Open ghobona opened 2 years ago
Irrespective of RDF/SPARQL, the presence of unambiguous identifiers for data elements using basic JSON-LD allows clients to actually join on common identifiers in two different datasets. I think this really minimal enabler is more important than supporting RDF as a logical model - JSON-LD allows JSON to be joined automatically - without it its guesswork or out-of-band magic configurations required to specify joins.
I hadn't heard about OGC API Joins before and don't know how it is envisioned to work. It's hard to speculate about Linked Data/Semantic web support without this...
I can say that from Dutch experiments we concluded that it's hard to combine data from different APIs when it's not clear what the common identifiers are. At the least a common way to express identifiers is needed (some standardized URI pattern). But probably more is needed to actually get to the data (especially if it's in another API).

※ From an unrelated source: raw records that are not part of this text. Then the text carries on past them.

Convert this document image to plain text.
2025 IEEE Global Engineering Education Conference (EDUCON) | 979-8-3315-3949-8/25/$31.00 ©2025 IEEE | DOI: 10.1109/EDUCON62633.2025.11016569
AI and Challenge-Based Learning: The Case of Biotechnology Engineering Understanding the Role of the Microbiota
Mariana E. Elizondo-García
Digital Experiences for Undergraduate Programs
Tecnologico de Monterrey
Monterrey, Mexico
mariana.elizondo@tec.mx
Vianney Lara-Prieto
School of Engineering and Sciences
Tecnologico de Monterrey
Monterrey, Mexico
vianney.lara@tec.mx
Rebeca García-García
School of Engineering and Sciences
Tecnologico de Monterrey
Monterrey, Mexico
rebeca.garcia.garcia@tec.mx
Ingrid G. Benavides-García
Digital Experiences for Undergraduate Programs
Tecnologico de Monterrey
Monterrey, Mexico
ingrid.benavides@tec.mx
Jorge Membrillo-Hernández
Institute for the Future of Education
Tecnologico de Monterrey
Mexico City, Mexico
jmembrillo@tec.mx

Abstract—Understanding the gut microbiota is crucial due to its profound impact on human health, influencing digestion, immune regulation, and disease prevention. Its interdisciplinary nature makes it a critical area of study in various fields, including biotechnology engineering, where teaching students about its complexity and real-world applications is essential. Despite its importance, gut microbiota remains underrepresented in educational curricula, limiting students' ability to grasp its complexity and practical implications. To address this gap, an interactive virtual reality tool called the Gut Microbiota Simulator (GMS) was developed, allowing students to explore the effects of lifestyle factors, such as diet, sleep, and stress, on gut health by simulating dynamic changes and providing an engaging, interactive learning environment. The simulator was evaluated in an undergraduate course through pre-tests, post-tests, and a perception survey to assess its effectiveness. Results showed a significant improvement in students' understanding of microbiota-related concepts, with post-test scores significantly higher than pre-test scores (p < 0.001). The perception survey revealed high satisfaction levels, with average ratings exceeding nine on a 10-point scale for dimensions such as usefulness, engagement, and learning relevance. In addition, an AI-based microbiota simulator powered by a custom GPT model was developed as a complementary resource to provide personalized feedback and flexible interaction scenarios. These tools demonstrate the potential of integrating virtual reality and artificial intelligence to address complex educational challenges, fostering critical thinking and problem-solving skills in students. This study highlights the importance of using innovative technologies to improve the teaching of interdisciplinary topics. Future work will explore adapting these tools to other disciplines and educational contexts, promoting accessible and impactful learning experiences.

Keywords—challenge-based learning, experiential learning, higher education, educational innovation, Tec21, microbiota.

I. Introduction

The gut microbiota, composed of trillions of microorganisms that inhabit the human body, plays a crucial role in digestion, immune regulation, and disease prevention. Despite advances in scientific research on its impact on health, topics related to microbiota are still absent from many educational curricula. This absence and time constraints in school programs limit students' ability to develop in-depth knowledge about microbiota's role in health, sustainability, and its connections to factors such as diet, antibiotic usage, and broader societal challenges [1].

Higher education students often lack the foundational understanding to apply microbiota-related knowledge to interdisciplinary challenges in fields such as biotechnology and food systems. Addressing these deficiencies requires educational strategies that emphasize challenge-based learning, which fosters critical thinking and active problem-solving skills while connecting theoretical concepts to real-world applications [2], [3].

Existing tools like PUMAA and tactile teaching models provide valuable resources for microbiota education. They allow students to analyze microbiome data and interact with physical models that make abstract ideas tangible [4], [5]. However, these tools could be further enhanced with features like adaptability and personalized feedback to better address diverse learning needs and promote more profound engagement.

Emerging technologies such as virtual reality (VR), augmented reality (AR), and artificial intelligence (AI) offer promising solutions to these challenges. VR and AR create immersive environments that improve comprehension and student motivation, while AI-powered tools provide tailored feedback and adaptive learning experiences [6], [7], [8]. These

This API seems to be meant for the ad hoc creation of flat tables from multiple sources, potentially heavy on redundancy. This paradigm is at odds with the semantic web, that instead strives for a linked and federated data paradigm.
However, there are some benefits from adopting semantic web best practices in a this API, or any other API for data provision. URIs as unique feature and attribute identifiers, the application of well established ontologies such as GeoSPARQL, SOSA, SKOS or QUTD. I wonder if it wouldn't be more efficient to simply lay out a standard for spatial data provision with OGC services instead of figuring it out specifically for each API. GeoSPARQL and the DCAT specialisation for the spatial datasets would already go a long way.
Also keep in mind the work currently developed around the Features API with Prez and the ogcldapi profile.
@lvdbrink note that adding a JSON context via a link header it is possible to map JSON payloads to URIs for the fields - to unambiguously specify whether two data values are in fact the same identifier in different contexts.
the same mapping of a namespace onto identifier tokens might be possible - yet to bottom this out
the ability to use a URI as an identifier in the actual data is easier to interpret, harder to achieve - but theoretically many more users need to interpret than data providers deliver, so it would appear to be a reasonable investment - e.g. from a FAIR perspective URI identifiers is best.
At the least a common way to express identifiers is needed (some standardized URI pattern). Quoting myself in order to correct - it's not so much a standardized URI pattern that's needed. But some way to recognize that something is an identifier and where/how to get the information resource that provides information on the thing being identified. Indeed, URI identifiers are the best way to do that on the web.
It's important that the identifiers are unique and persistent.
But that's not a concern for the API, rather something the data source must accomodate.
At a minimum, it could be nice to have a mechanims to define the meaning of its field in the table by pointing to a URI that defines the content of each column.
Having now had considerable experience mapping schemas and semantics using JSON-LD, its certainly a viable option that uses available standards, however two things make this complicated enough to require standardisation of mechanisms.
Firstly, the json-ld context needs to reflect the schema structure, in practice this means tools to bundle contexts using schema fragment mappings. It's too hard to do this manually and tools aren't good enough to help debug.
Secondly many structural elements have their own semantics, and if these don't exist in the target ontology then an additional ontology needs to be defined. We can define transformations once we get rdf from the json-ld, but can't always map directly to the intended semantics. E.g. no mapping from geojson geometry to Geosparql equivalents.
The OGC building blocks handle all these concerns in a flexible way, and a library of mappings for OGC API components is being developed
2024-09-24 SWG discussed this and agreed that this could be an enhancement in a future version of the standard.
Considering that many users of OGC API - Joins are likely to want to associate the feature collections with data from third-parties, it might be worth looking into supporting some Linked Data approaches. For example:
Any thoughts are welcome. Let's aim to close the GitHub Issue at the February 2023 OGC Member Meeting.